An Albanian, Kaba was born in 1924 in the town of Debar. During his studies at a gymnasium in Pristina, he was caught in Aufmarsch 25. There, he began organizing communist resistance, which led to his arrest twice in the following year of 1942. He managed to escape from prison and returned to his hometown. Members of the Communist Party of Yugoslavia (CPY) gathered at his house for a meeting and Kuzman Josifovski founded the Local Committee of the CPY for Debar there.

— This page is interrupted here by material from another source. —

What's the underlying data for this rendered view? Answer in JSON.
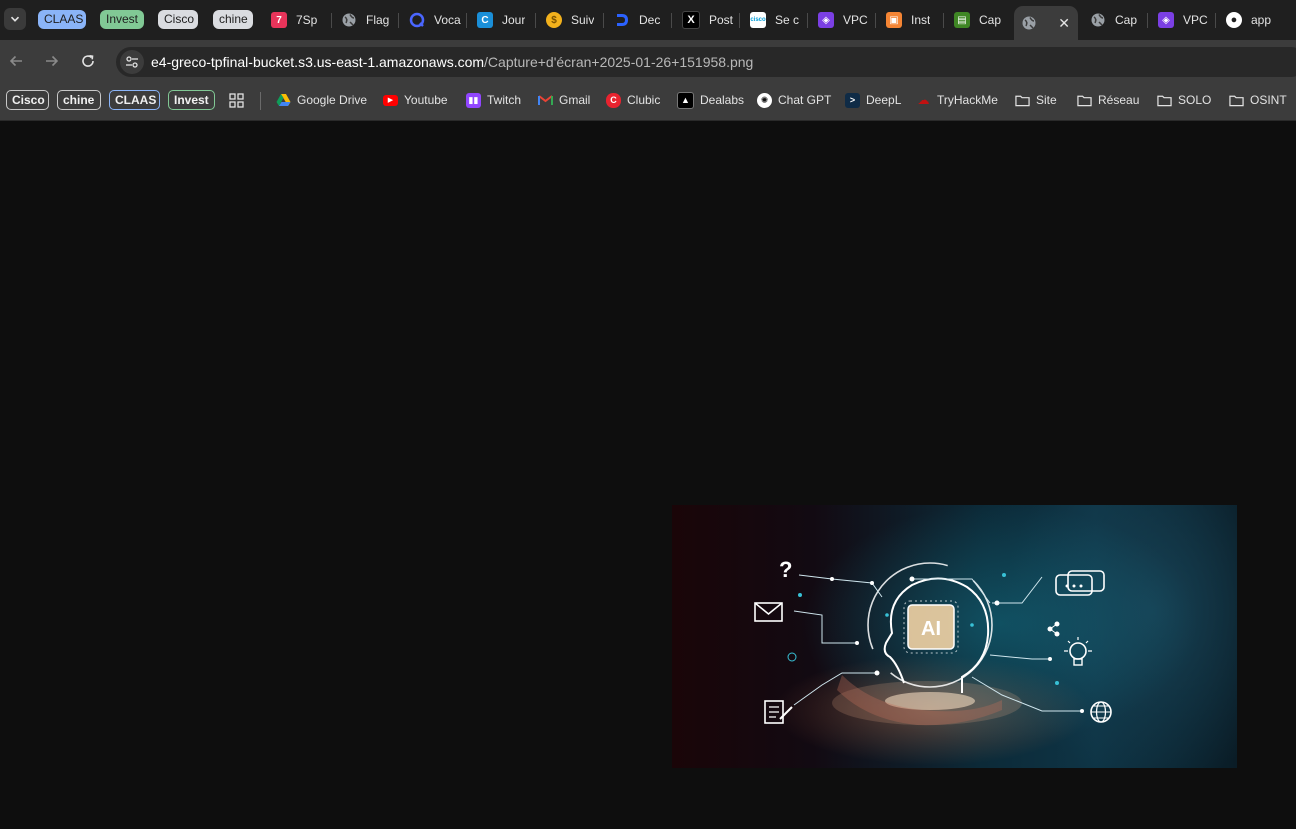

In February 1943, he moved to Tirana and became a partisan in the Albanian National Liberation Partisan Detachment Dajti. With the detachment, he traveled the area of Debar and Peshkopia. After Italy's capitulation on November 8, 1943, he became the deputy political commissar of a platoon under the command of the city. On August 26, 1944, he joined the newly formed Fourth Macedonian Albanian Brigade. In 1944, he became a member of the CPY. He died in 1945 on the Srem Front as a deputy political commissar of a battalion within the Fifteenth Corps of the People's Liberation Army of Yugoslavia. He was declared a national hero of Yugoslavia on October 8, 1953.